Glucose is the most important carbohydrate fuel in the body. In the fed state, the majority of circulating glucose comes from the diet. In the fasting state, gluconeogenesis and glycogenolysis maintain glucose concentrations. Very little glucose is found in the diet as glucose. Most is found in more complex carbohydrates that are broken down to monosaccharides though the digestive process. About half of the total carbohydrates in the diet are in the form of polysaccharides and the remainder as simpler sugars.
The concentration of glucose in the blood is maintained at a relatively stable concentration from 80 to 120 mg/dl. The strong reducing properties of glucose makes it relatively easy to measure and thus the clinical estimation of circulating glucose was one of the earliest tests available to the clinician.
Glucose oxidase and reagents to measure the generation of hydrogen peroxide can be bonded to filter paper and the system used to measure glucose concentrations in a drop of capillary blood. This has resulted in the most important change in diabetes management since the introduction of insulin.

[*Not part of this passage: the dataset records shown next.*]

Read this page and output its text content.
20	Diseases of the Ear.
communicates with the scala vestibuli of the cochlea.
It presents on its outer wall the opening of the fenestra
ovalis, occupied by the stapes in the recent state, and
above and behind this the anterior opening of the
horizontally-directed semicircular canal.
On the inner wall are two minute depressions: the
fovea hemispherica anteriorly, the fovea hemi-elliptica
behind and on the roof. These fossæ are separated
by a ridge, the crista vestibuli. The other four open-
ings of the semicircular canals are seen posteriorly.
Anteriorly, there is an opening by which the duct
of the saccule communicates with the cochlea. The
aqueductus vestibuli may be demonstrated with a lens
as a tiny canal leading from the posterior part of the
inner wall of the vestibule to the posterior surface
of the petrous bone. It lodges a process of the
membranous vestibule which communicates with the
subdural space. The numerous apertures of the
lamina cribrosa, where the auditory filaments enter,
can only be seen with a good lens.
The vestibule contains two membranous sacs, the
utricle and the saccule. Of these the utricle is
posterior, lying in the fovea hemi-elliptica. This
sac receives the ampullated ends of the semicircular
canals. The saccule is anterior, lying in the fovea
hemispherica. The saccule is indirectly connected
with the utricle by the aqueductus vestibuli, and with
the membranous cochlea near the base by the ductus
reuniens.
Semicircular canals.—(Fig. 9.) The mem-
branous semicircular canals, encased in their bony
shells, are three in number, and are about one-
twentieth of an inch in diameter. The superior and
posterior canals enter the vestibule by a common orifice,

During measurement of glucose, a drop of whole capillary blood is placed on the reagent bonded to the paper strip. Instead of using a known volume of blood, an excess of blood is exposed to a fixed quantity of glucose oxidase for a finite period of time to estimate concentration. After the specified time, usually 1 minute, the excess blood is removed by washing or wiping and the color is allowed to develop. The concentration is then estimated by comparing to a color chart, or by using a portable reflectance meter specific to the reagent strip, to measure the developed color.

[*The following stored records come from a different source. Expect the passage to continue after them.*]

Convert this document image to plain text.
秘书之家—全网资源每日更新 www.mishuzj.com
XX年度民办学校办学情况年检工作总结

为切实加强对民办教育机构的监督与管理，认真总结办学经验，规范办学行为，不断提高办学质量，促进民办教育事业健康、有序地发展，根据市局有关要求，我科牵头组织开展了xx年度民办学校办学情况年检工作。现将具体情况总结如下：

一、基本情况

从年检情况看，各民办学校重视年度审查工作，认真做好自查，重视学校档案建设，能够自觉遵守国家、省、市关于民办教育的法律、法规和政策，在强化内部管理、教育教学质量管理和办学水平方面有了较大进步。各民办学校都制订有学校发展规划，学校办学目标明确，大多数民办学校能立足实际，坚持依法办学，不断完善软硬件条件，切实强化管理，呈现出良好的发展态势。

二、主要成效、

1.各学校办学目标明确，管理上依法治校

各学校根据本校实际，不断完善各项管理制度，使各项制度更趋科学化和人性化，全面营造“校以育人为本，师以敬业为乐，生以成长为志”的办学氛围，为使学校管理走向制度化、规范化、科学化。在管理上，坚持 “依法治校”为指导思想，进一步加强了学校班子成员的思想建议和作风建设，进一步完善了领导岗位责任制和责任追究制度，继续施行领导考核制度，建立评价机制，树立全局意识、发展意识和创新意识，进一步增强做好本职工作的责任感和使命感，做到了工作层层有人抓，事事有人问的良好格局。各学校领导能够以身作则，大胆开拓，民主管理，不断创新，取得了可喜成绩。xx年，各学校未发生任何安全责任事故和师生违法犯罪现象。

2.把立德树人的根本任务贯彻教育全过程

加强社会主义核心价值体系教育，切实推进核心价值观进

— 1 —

The principle behind this process is that the aldehyde group of glucose can undergo condensation with aromatic compounds to yield a colored product. In the most commonly used condensation reaction, o-toluidine reacts with glucose to form a glucosamine that has an intense green color. The color is then measured spectrophotometrically to estimate the glucose concentration. The reaction is rapid, and the intense color allows a high degree of sensitivity. Other aldoses can cross react, but only mannose and galactose give a highly colored product. These sugars are not found in great concentrations in the blood and their cross reactivity is ordinarily not significant. o-Toluidirie has the drawback of being highly corrosive and toxic. For this reason, this method is rapidly being phased out of the clinical laboratory.

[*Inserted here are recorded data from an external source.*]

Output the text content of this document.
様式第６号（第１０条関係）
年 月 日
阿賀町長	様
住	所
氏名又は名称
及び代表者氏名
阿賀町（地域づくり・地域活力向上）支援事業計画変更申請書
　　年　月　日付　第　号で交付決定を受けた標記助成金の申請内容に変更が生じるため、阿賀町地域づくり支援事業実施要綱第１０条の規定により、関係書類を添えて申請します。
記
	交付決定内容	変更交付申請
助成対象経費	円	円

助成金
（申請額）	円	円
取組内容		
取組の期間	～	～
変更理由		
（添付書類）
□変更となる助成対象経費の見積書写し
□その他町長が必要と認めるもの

The enzyme glucose oxidase reacts with glucose, water, and oxygen to form gluconic acid and hydrogen peroxide. The hydrogen peroxide is then used to oxidize a chromogen or the consumption of oxygen measured to estimate the amount of glucose present. Glucose oxidase is specific for β-d-glucose, so cross reaction with other sugars is not a problem. In aqueous solution, approximately "66%" percent of d-glucose is in the β state and "34" percent exists as α- d-glucose.